England

Segway boss died in 'act of courtesy'

Jimi Heselden
Image caption Mr Heselden was said to have donated more than £23m to charity

A millionaire businessman who fell from a cliff while riding his Segway scooter probably died after trying to make way for a dog walker, an inquest has heard.

Jimi Heselden, 62, reversed the machine to make way for another dog walker.

Coroner David Hinchcliff said the boss of the Segway company apparently died due to this "act of courtesy".

Mr Heselden fell more than 42ft from a footpath above the river Wharfe near Boston Spa in West Yorkshire, close to his home.

The businessman had led a British takeover of the US-based Segway company, which makes and distributes the distinctive two-wheeled, self-balancing scooters, last year.

'Accidental death'

Dog walker Sean Christie told the Leeds inquest he was walking his dog on September 26 last year and spotted Mr Heselden at the top of a steep incline.

Mr Christie said that he saw the businessman move a short distance backwards in a reversing move he assumed was to make room for him to pass.

He said Mr Heselden appeared to wobble and then went out of view. He found him lying face down and lifeless in the river below. Mr Heselden was pronounced dead at the scene.

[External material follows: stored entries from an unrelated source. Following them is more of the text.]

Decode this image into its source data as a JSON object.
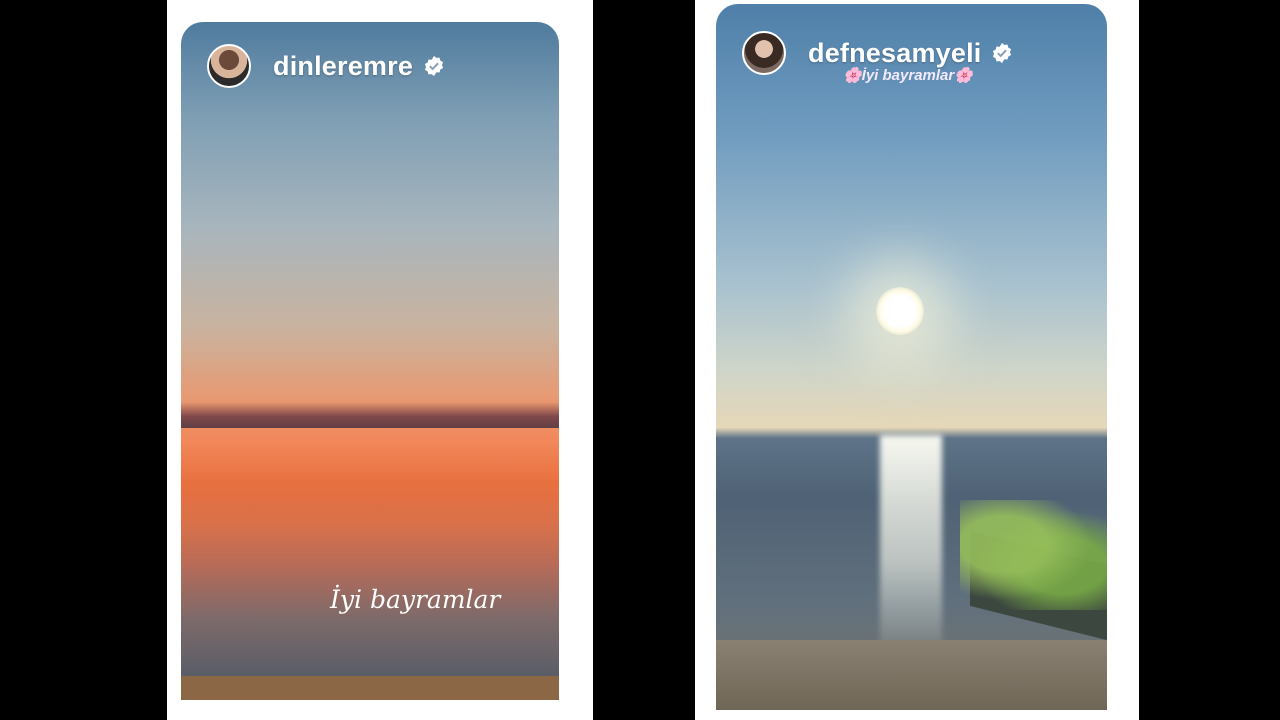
{
  "stories": [
    {
      "username": "dinleremre",
      "verified": true,
      "overlay_text": "İyi bayramlar",
      "icons": [
        "avatar",
        "verified-badge-icon"
      ]
    },
    {
      "username": "defnesamyeli",
      "verified": true,
      "overlay_text": "🌸İyi bayramlar🌸",
      "icons": [
        "avatar",
        "verified-badge-icon"
      ]
    }
  ],
  "colors": {
    "background": "#000000",
    "panel": "#ffffff",
    "text": "#ffffff"
  }
}
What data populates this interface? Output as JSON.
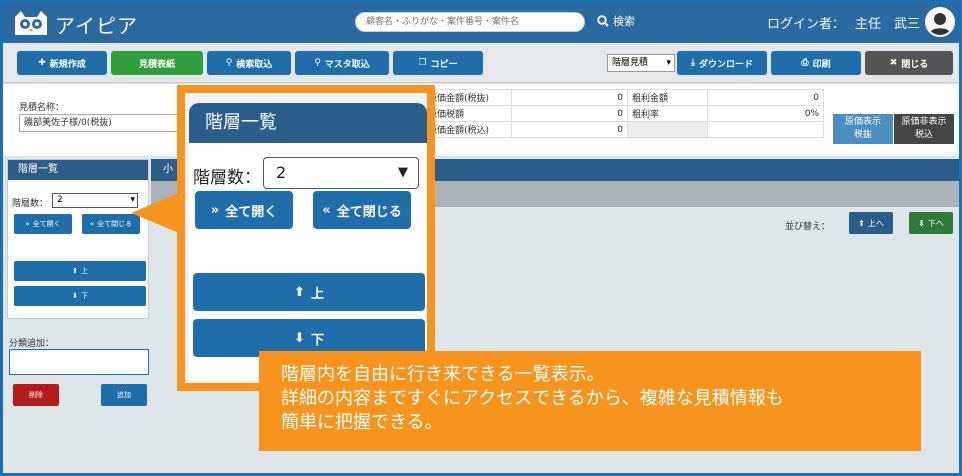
{
  "header": {
    "app_name": "アイピア",
    "search_placeholder": "顧客名・ふりがな・案件番号・案件名",
    "search_label": "検索",
    "login_label": "ログイン者：",
    "user_role": "主任　武三"
  },
  "toolbar": {
    "new": "新規作成",
    "estimate_sheet": "見積表紙",
    "search_import": "検索取込",
    "master_import": "マスタ取込",
    "copy": "コピー",
    "level_select": "階層見積",
    "download": "ダウンロード",
    "print": "印刷",
    "close": "閉じる"
  },
  "info": {
    "quote_name_label": "見積名称：",
    "quote_name_value": "磯部美佐子様/0(税抜)",
    "rows": [
      {
        "label": "原価金額(税抜)",
        "value": "0",
        "label2": "粗利金額",
        "value2": "0"
      },
      {
        "label": "原価税額",
        "value": "0",
        "label2": "粗利率",
        "value2": "0%"
      },
      {
        "label": "原価金額(税込)",
        "value": "0",
        "label2": "",
        "value2": ""
      }
    ],
    "cost_show": "原価表示",
    "cost_show_sub": "税抜",
    "cost_hide": "原価非表示",
    "cost_hide_sub": "税込"
  },
  "left_panel": {
    "title": "階層一覧",
    "level_label": "階層数：",
    "level_value": "2",
    "expand_all": "全て開く",
    "collapse_all": "全て閉じる",
    "up": "上",
    "down": "下",
    "category_label": "分類追加：",
    "delete": "削除",
    "add": "追加"
  },
  "right_panel": {
    "header": "小",
    "sort_label": "並び替え：",
    "sort_up": "上へ",
    "sort_down": "下へ"
  },
  "zoom": {
    "title": "階層一覧",
    "level_label": "階層数：",
    "level_value": "2",
    "expand_all": "全て開く",
    "collapse_all": "全て閉じる",
    "up": "上",
    "down": "下"
  },
  "caption": {
    "line1": "階層内を自由に行き来できる一覧表示。",
    "line2": "詳細の内容まですぐにアクセスできるから、複雑な見積情報も",
    "line3": "簡単に把握できる。"
  },
  "colors": {
    "header_bg": "#2a6aa0",
    "button_blue": "#1f6eaa",
    "button_green": "#2f9e3d",
    "button_dark": "#555555",
    "button_red": "#b71c1c",
    "panel_header": "#2a5d8a",
    "callout_orange": "#f7941d"
  }
}
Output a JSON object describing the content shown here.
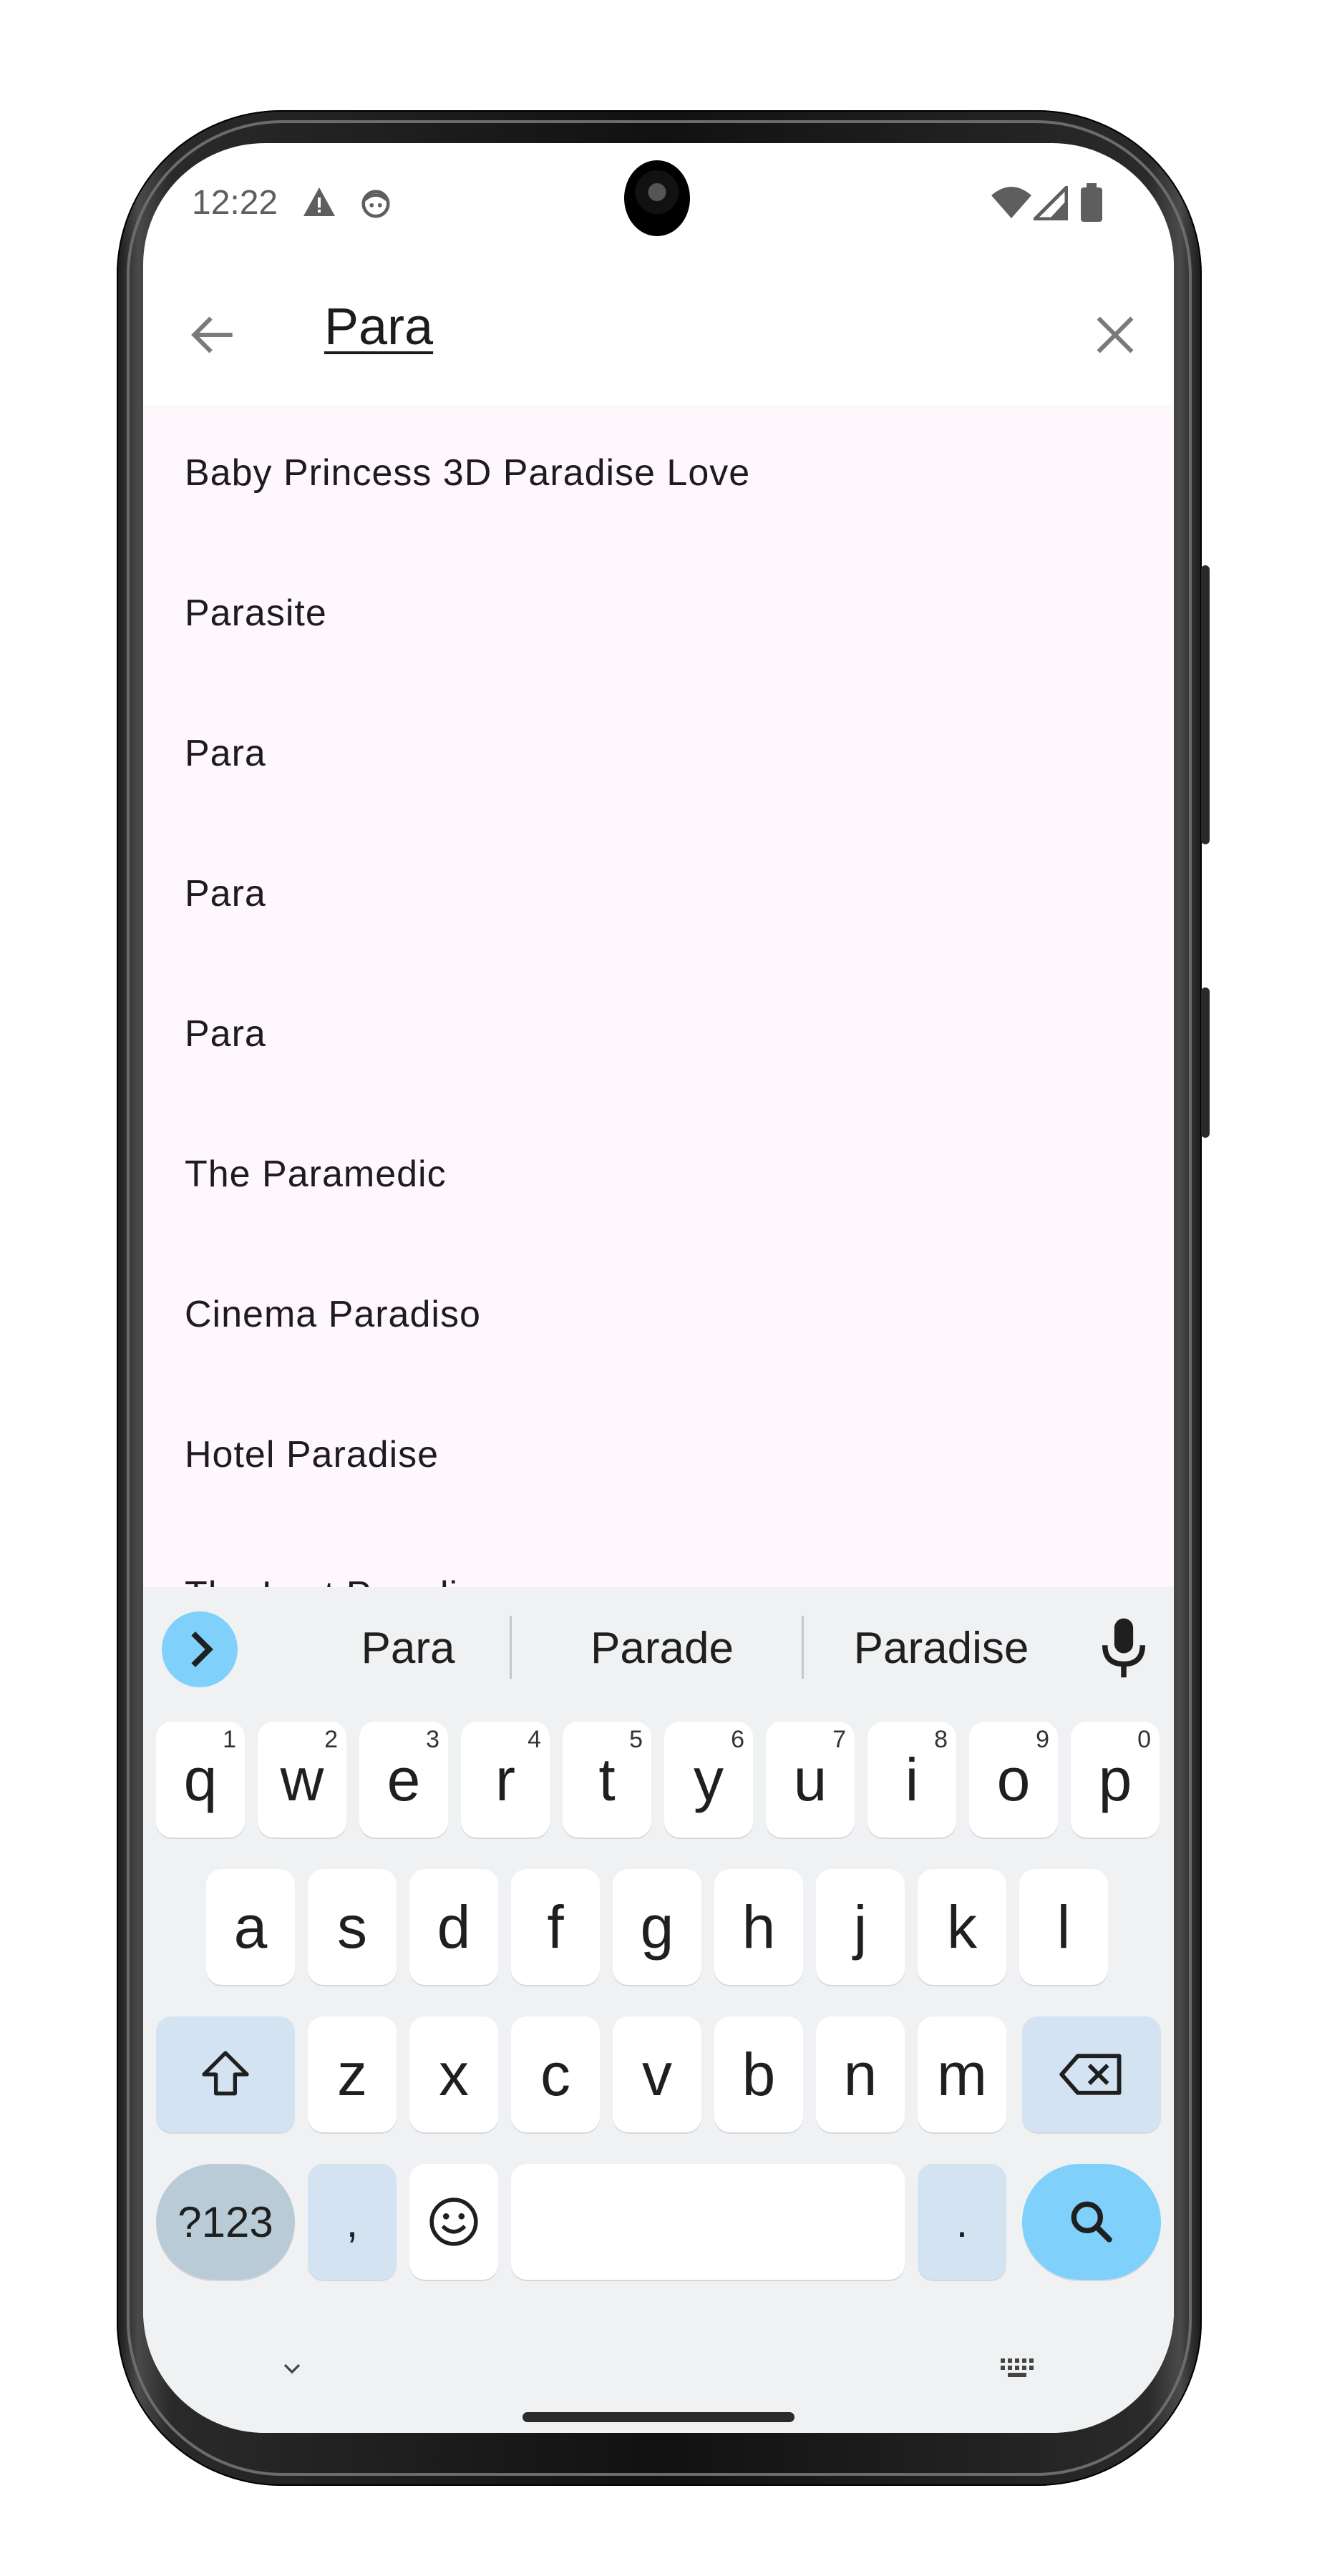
{
  "status_bar": {
    "time": "12:22"
  },
  "header": {
    "query": "Para"
  },
  "results": [
    "Baby Princess 3D Paradise Love",
    "Parasite",
    "Para",
    "Para",
    "Para",
    "The Paramedic",
    "Cinema Paradiso",
    "Hotel Paradise",
    "The Last Paradise"
  ],
  "keyboard": {
    "suggestions": [
      "Para",
      "Parade",
      "Paradise"
    ],
    "row1": [
      {
        "k": "q",
        "h": "1"
      },
      {
        "k": "w",
        "h": "2"
      },
      {
        "k": "e",
        "h": "3"
      },
      {
        "k": "r",
        "h": "4"
      },
      {
        "k": "t",
        "h": "5"
      },
      {
        "k": "y",
        "h": "6"
      },
      {
        "k": "u",
        "h": "7"
      },
      {
        "k": "i",
        "h": "8"
      },
      {
        "k": "o",
        "h": "9"
      },
      {
        "k": "p",
        "h": "0"
      }
    ],
    "row2": [
      "a",
      "s",
      "d",
      "f",
      "g",
      "h",
      "j",
      "k",
      "l"
    ],
    "row3": [
      "z",
      "x",
      "c",
      "v",
      "b",
      "n",
      "m"
    ],
    "symbols_label": "?123",
    "comma_label": ",",
    "period_label": "."
  },
  "colors": {
    "accent": "#7fd0fb",
    "list_bg": "#fef7fb",
    "keyboard_bg": "#eff1f3"
  },
  "icons": [
    "warning-icon",
    "android-face-icon",
    "wifi-icon",
    "signal-icon",
    "battery-icon",
    "back-arrow-icon",
    "close-icon",
    "chevron-right-icon",
    "mic-icon",
    "shift-icon",
    "backspace-icon",
    "emoji-icon",
    "search-icon",
    "chevron-down-icon",
    "keyboard-icon"
  ]
}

Coroner David Hinchliff said: "I think it's probable, I think typical of Jimi and the type of man he was, he held back and waited as an act of courtesy to allow Mr Christie more room. In so doing he's attempted to reverse the Segway back. As a result of that he's got into difficulty."

The coroner recorded a verdict of accidental death.

Mr Heselden made his fortune when his Leeds-based firm, Hesco Bastion, developed the "blast wall" basket, which protects soldiers in Afghanistan and Iraq, as a replacement for traditional sandbags.

A former miner, Mr Heselden left school when he was 15 and was reported to have been worth £166m.

He gave millions of pounds away to charities associated with Leeds and the armed forces. The Leeds Community Foundation said he had donated £23m to causes in Leeds since 2008.

Mr Heselden was also closely linked to the Help For Heroes charity, which helps injured military personnel.

'Great man'

The inquest heard that Mr Heselden's wife Julie last saw her husband earlier that morning when he said he was going out to feed his fish.

The coroner said the businessman was probably out walking his dog when the accident happened. Mr Heselden is thought to have fallen on to the bank of the river before ending up in the water where he was found dead by Mr Christie.

A post-mortem examination found Mr Heselden died from "multiple blunt force injuries to the chest and spine consistent with a fall while riding a gyrobike".

Experts found no fault with Mr Heselden's X2 off-road Segway model and detectives found no evidence of any third party involvement or foul play.

Mr Hinchliff told the hearing: "It's such a shame and tragedy that such a great man should have died in this way."

The family's solicitor Rob Rode said in a statement: "The inquest today has confirmed what Jimi's family have understood for some time, namely that his untimely death was the result of a tragic accident. Today's proceedings bring some closure for Jimi's family on their tragic loss."